A U.S. federal district court has struck down an Oklahoma state law prohibiting railroads from stopping a train on a grade crossing for more than ten minutes, stating the state had exceeded its regulatory authority in violation of the Interstate Commerce Commission Termination Act.

The decision was issued by U.S. District Judge Charles B. Goodwin on November 30, who previously granted a BNSF Railway request for a preliminary injunction against enforcement of the law on Oct. 30, 2019.

Passed in 2019, the law carried a $1,000 fine. Exceptions to the 10-minute limit included stops for accidents, derailment, a mechanical failure, a bridge washout or a storm

The first attempts to implement the law came within weeks of going into effect when police officers in the cities of Davis and Edmond and David issued citations to BNSF train crews.

Fort Worth-based BNSF, which operates nearly 1,000-route miles in Oklahoma, immediately filed suit challenging the validity of the law, claiming it violates terms of the ICCTA, which reserves regulatory authority over railroad operations to the federal government in most situations.
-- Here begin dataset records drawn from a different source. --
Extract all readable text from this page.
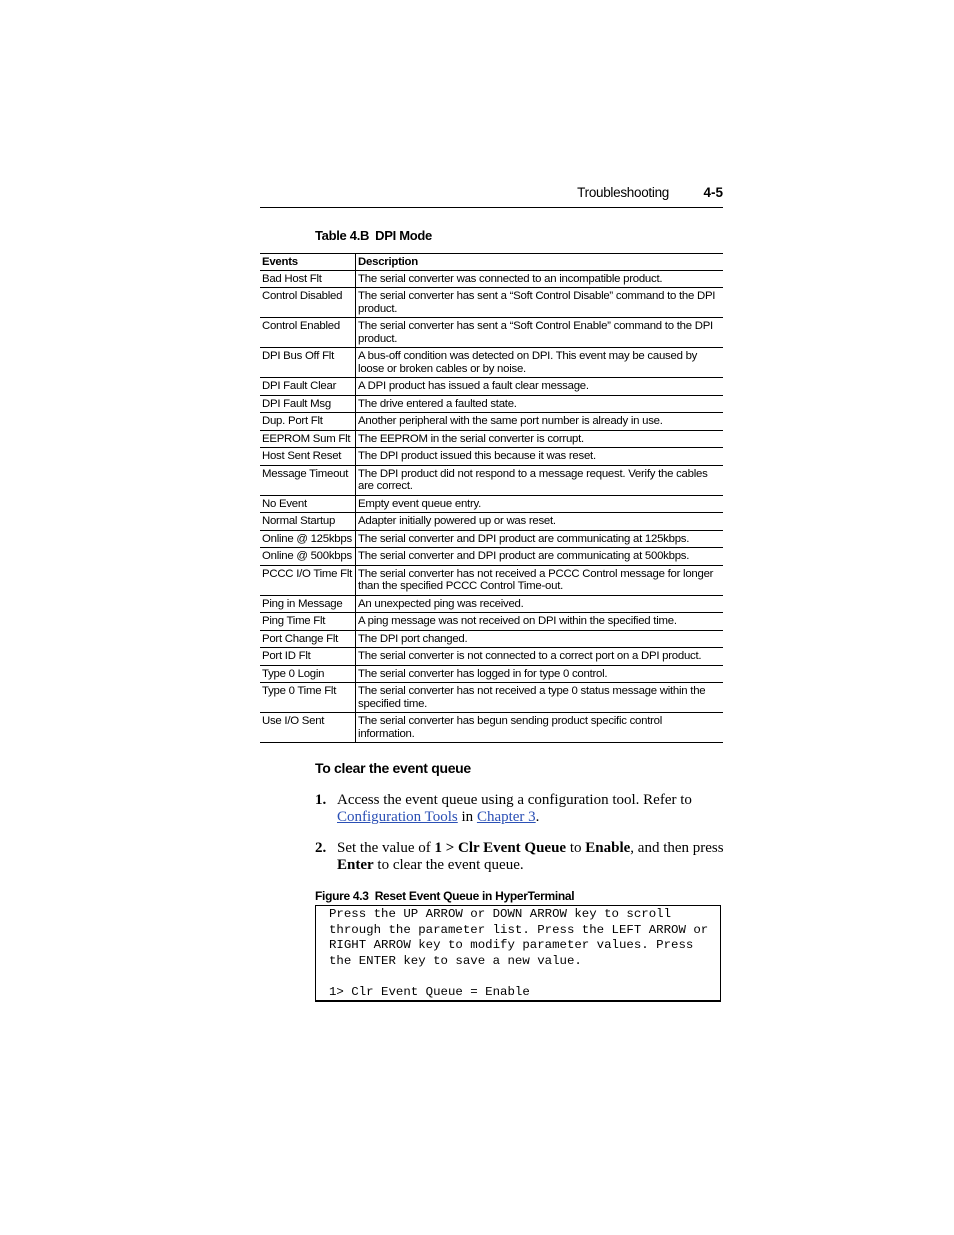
Troubleshooting	4-5
Table 4.B DPI Mode
Events	Description
Bad Host Flt	The serial converter was connected to an incompatible product.
Control Disabled	The serial converter has sent a “Soft Control Disable” command to the DPI product.
Control Enabled	The serial converter has sent a “Soft Control Enable” command to the DPI product.
DPI Bus Off Flt	A bus-off condition was detected on DPI. This event may be caused by loose or broken cables or by noise.
DPI Fault Clear	A DPI product has issued a fault clear message.
DPI Fault Msg	The drive entered a faulted state.
Dup. Port Flt	Another peripheral with the same port number is already in use.
EEPROM Sum Flt	The EEPROM in the serial converter is corrupt.
Host Sent Reset	The DPI product issued this because it was reset.
Message Timeout	The DPI product did not respond to a message request. Verify the cables are correct.
No Event	Empty event queue entry.
Normal Startup	Adapter initially powered up or was reset.
Online @ 125kbps	The serial converter and DPI product are communicating at 125kbps.
Online @ 500kbps	The serial converter and DPI product are communicating at 500kbps.
PCCC I/O Time Flt	The serial converter has not received a PCCC Control message for longer than the specified PCCC Control Time-out.
Ping in Message	An unexpected ping was received.
Ping Time Flt	A ping message was not received on DPI within the specified time.
Port Change Flt	The DPI port changed.
Port ID Flt	The serial converter is not connected to a correct port on a DPI product.
Type 0 Login	The serial converter has logged in for type 0 control.
Type 0 Time Flt	The serial converter has not received a type 0 status message within the specified time.
Use I/O Sent	The serial converter has begun sending product specific control information.
To clear the event queue
1. Access the event queue using a configuration tool. Refer to Configuration Tools in Chapter 3.
2. Set the value of 1 > Clr Event Queue to Enable, and then press Enter to clear the event queue.
Figure 4.3 Reset Event Queue in HyperTerminal
Press the UP ARROW or DOWN ARROW key to scroll
through the parameter list. Press the LEFT ARROW or
RIGHT ARROW key to modify parameter values. Press
the ENTER key to save a new value.

1> Clr Event Queue = Enable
Federal law trumps state and local law under the Supremacy Clause of the U.S. Constitution.

In defense of the statute, Oklahoma Attorney General Mike Hunter argued that the state has a public safety interest in keeping the crossings open, echoing language in the legislation which claimed the law was “immediately necessary for the safety and welfare of the people.” An incident in which a Davis paramedic crossed between stopped railcars to reach a patient in urgent need was cited as proof that blocked crossing can present a threat to public safety.

“Blocked train crossings indisputably have safety implications, and certainly, a state or local government can address grade-level railroad crossing issues in a manner that does not run afoul of federal law,” wrote Goodwin in the decision. “The Court does not conclude that any statute relating to blocked crossings is prohibited. But a statute that tells railroad companies how long they may stop their trains — for whatever ends — intrudes on the territory reserved to the ICCTA.”